There are several original sources of the hybrids, Dutch bred and
African bred. The Africans are shorter, have smaller bulbs and work out
on a window sill better than the well known Dutch.  The Dutch hybrids
are very tall.  All are easy to buy but you need a catalog for a wide
selection.  Look in at Scheepers and see some of the new hybrids on the
market.  Pink Floyd is long lasting and an unusual form. Cybisters are
also unusual and treat to have some new ones to try, also Scheepers.

The size of the mother bulb is what dictates the number of scapes.  A
good sized Dutch bulb is 32-34 cm. in circumference.  A smaller sized
bulb which would be sold in the chain stores will produce usually just
one scape.  The African bred bulbs are smaller yet produce several
scapes.  To my surprise I saw some prize African CV's in Walmart this
year.   Always open the box or view the package to check the progress of
the flower scape.  If started it may be twisted around in the box and be
useless as a blooming plant this winter.  Open the box whatever way it
is sealed before you buy it.  A catalog dealer will not send such a bulb
but if you find one boxed and want it, do check.

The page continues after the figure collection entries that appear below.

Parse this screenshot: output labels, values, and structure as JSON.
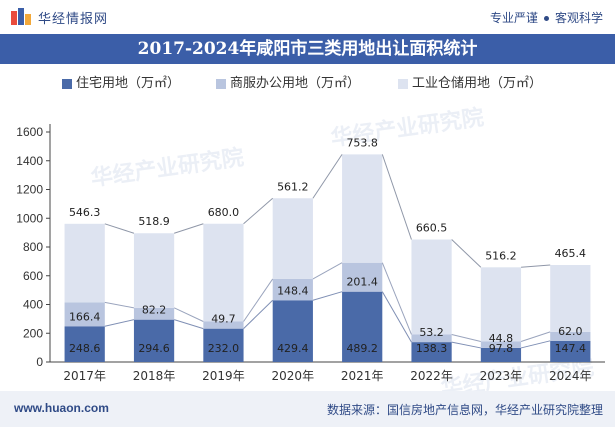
{
  "header": {
    "brand": "华经情报网",
    "tagline_left": "专业严谨",
    "tagline_right": "客观科学",
    "brand_color": "#2f4a86",
    "title_bar_color": "#3b5ea8"
  },
  "footer": {
    "website": "www.huaon.com",
    "source": "数据来源：国信房地产信息网，华经产业研究院整理"
  },
  "watermark": "华经产业研究院",
  "chart_data": {
    "type": "bar",
    "stacked": true,
    "title": "2017-2024年咸阳市三类用地出让面积统计",
    "categories": [
      "2017年",
      "2018年",
      "2019年",
      "2020年",
      "2021年",
      "2022年",
      "2023年",
      "2024年"
    ],
    "series": [
      {
        "name": "住宅用地（万㎡）",
        "color": "#4a6aa8",
        "values": [
          248.6,
          294.6,
          232.0,
          429.4,
          489.2,
          138.3,
          97.8,
          147.4
        ]
      },
      {
        "name": "商服办公用地（万㎡）",
        "color": "#b9c5df",
        "values": [
          166.4,
          82.2,
          49.7,
          148.4,
          201.4,
          53.2,
          44.8,
          62.0
        ]
      },
      {
        "name": "工业仓储用地（万㎡）",
        "color": "#dde3f0",
        "values": [
          546.3,
          518.9,
          680.0,
          561.2,
          753.8,
          660.5,
          516.2,
          465.4
        ]
      }
    ],
    "ylim": [
      0,
      1600
    ],
    "yticks": [
      0,
      200,
      400,
      600,
      800,
      1000,
      1200,
      1400,
      1600
    ],
    "legend_position": "top",
    "grid": false
  }
}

We in the north are all done ordering anything now.  These must be put
on a reminder list for next fall. Therefore a boxed store bulb might be
you only chance.  You will not find the Haemanthus in a garden center, a
catalog order is necessary.    In the southern states other methods are
followed.  Along the gulf states and in Florida, they are grown outdoors
and follow a different timetable.

If you want to pass along any of this plus my name, feel free.  I would
write this to list but I am not able to handle any more mail this week. 
You were certainly correct, a lot of messages, fun reading.  I sent the
link on to a friend who needs more mail.

Thanks again.  It looks like great fun.  I will sign on.